Christine McVie y Stevie Nicks o cómo el pacto de dos amigas consiguió que Fleetwood Mac sobreviviera al caos, el sexismo y la cocaína

La compositora, teclista y cantante de Fleetwood Mac ha fallecido a los 79 años a causa de una corta enfermedad. Esta es la historia de su amistad con Stevie Nicks y de cómo juntas se sobrepusieron al drama y el exceso que trajo consigo la grabación de Rumours (1977), el emblemático disco de la banda que ambas compartieron con sus ex.

Christine McVie y Stevie Nicks en una imagen de 2018. Foto: Getty

“Hay otra chica involucrada. Vas a tener que conocerla y ver si te gusta”. Esas fueron las palabras del batería Mick Fleetwood a Christine McVie, la icónica teclista de Fleetwood Mac que fallecía el pasado 30 de noviembre, cuando en 1975 la banda buscaba nuevo guitarrista. Lindsey Buckingham, principal candidato para esta nueva formación, solo se incorporaría al grupo de raíces británicas que conformaban entonces Mick y el matrimonio McVie (John y Christine) si lo hacía con él su entonces pareja artística y sentimental, Stevie Nicks. En la insinuación del batería a Christine estaban contenidos los clichés y el sexismo de la industria musical de entonces. Dentro de un espacio de aplastante mayoría masculina, la idea de dos mujeres talentosas (ambas compositoras y cantantes) que no se conocían compartiendo escenario parecía potencialmente peligrosa para algunos, pero no en absoluto para las implicadas. Su alianza y apoyo mutuo combatiendo los egos y desencuentros con los que pronto acabarían siendo sus ex las salvaron a ellas y a la propia banda del caos que se desató con Rumours (1977). El nombre del álbum con el que hicieron historia –uno de los más vendidos del mundo, con alrededor 45 millones de copias–, responde a la cantidad de titulares sobre los dramas sentimentales y el reguero de alcohol y cocaína que condimentaron sus diez meses de grabación en Sausalito, California.

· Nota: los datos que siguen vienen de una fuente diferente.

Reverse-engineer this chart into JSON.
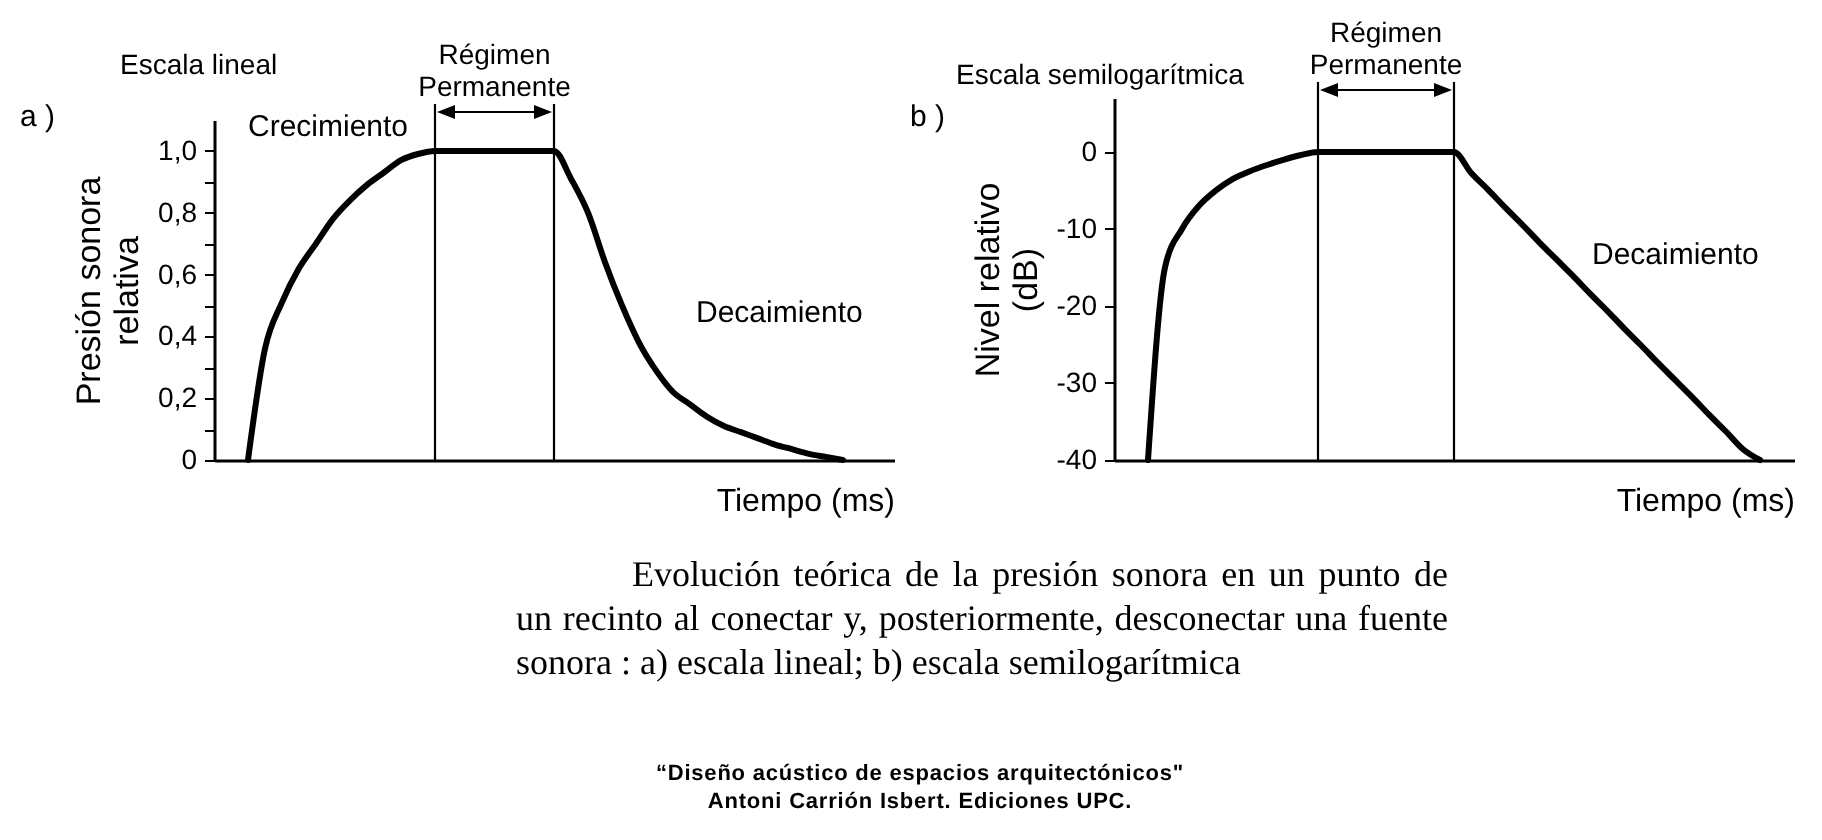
{
  "chart_data": [
    {
      "type": "line",
      "xlabel": "Tiempo (ms)",
      "ylabel": "Presión sonora relativa",
      "ylim": [
        0,
        1.1
      ],
      "tick_labels": "y",
      "yticks": [
        {
          "value": 0,
          "label": "0"
        },
        {
          "value": 0.1,
          "label": null
        },
        {
          "value": 0.2,
          "label": "0,2"
        },
        {
          "value": 0.3,
          "label": null
        },
        {
          "value": 0.4,
          "label": "0,4"
        },
        {
          "value": 0.5,
          "label": null
        },
        {
          "value": 0.6,
          "label": "0,6"
        },
        {
          "value": 0.7,
          "label": null
        },
        {
          "value": 0.8,
          "label": "0,8"
        },
        {
          "value": 0.9,
          "label": null
        },
        {
          "value": 1,
          "label": "1,0"
        }
      ],
      "categories": [
        null,
        null,
        null,
        null,
        null,
        null,
        null,
        null,
        null,
        null,
        null,
        null,
        null,
        null,
        null,
        null,
        null,
        null,
        null,
        null,
        null,
        null,
        null,
        null,
        null,
        null,
        null,
        null,
        null,
        null,
        null,
        null,
        null,
        null,
        null,
        null,
        null,
        null,
        null,
        null,
        null
      ],
      "series": [
        {
          "color": "#000000",
          "values": [
            null,
            null,
            0,
            0.36,
            0.51,
            0.62,
            0.7,
            0.78,
            0.84,
            0.89,
            0.93,
            0.97,
            0.99,
            1,
            1,
            1,
            1,
            1,
            1,
            1,
            1,
            0.91,
            0.8,
            0.64,
            0.5,
            0.38,
            0.29,
            0.22,
            0.18,
            0.14,
            0.11,
            0.09,
            0.07,
            0.05,
            0.035,
            0.02,
            0.01,
            0,
            null,
            null,
            null
          ]
        }
      ],
      "annotations": [
        "a )",
        "Escala lineal",
        "Régimen Permanente",
        "Crecimiento",
        "Decaimiento"
      ]
    },
    {
      "type": "line",
      "xlabel": "Tiempo (ms)",
      "ylabel": "Nivel relativo (dB)",
      "ylim": [
        -40,
        7
      ],
      "tick_labels": "y",
      "yticks": [
        -40,
        -30,
        -20,
        -10,
        0
      ],
      "categories": [
        null,
        null,
        null,
        null,
        null,
        null,
        null,
        null,
        null,
        null,
        null,
        null,
        null,
        null,
        null,
        null,
        null,
        null,
        null,
        null,
        null,
        null,
        null,
        null,
        null,
        null,
        null,
        null,
        null,
        null,
        null,
        null,
        null,
        null,
        null,
        null,
        null,
        null,
        null,
        null,
        null
      ],
      "series": [
        {
          "color": "#000000",
          "values": [
            null,
            null,
            -40,
            -15,
            -10,
            -7,
            -5,
            -3.5,
            -2.5,
            -1.7,
            -1,
            -0.4,
            0,
            0,
            0,
            0,
            0,
            0,
            0,
            0,
            0,
            -2.7,
            -4.9,
            -7.2,
            -9.4,
            -11.7,
            -13.9,
            -16.1,
            -18.4,
            -20.6,
            -22.9,
            -25.1,
            -27.4,
            -29.6,
            -31.8,
            -34.1,
            -36.3,
            -38.6,
            -40,
            null,
            null
          ]
        }
      ],
      "annotations": [
        "b )",
        "Escala semilogarítmica",
        "Régimen Permanente",
        "Decaimiento"
      ]
    },
    {
      "type": "other",
      "annotations": [
        "Evolución teórica de la presión sonora en un punto de un recinto al conectar y, posteriormente, desconectar una fuente sonora : a) escala lineal; b) escala semilogarítmica",
        "“Diseño acústico de espacios arquitectónicos\"",
        "Antoni Carrión Isbert. Ediciones UPC."
      ]
    }
  ]
}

 “Hace unas horas me dijeron que mi mejor amiga en todo el mundo, desde el primer día de 1975, había fallecido. Ni siquiera supe que estaba enferma hasta el sábado por la noche. Quería ir a Londres pero nos dijeron que esperáramos”, ha escrito Stevie Nicks en una carta publicada en Instagram tras conocerse la muerte de Christine McVie. En ella compartía también la letra de una canción que, según cuenta, le ha acompañado desde que supo la noticia: Hallelujah, el tema que Alana Haim, de las HAIM, dedicó a su mejor amiga fallecida en un accidente de tráfico.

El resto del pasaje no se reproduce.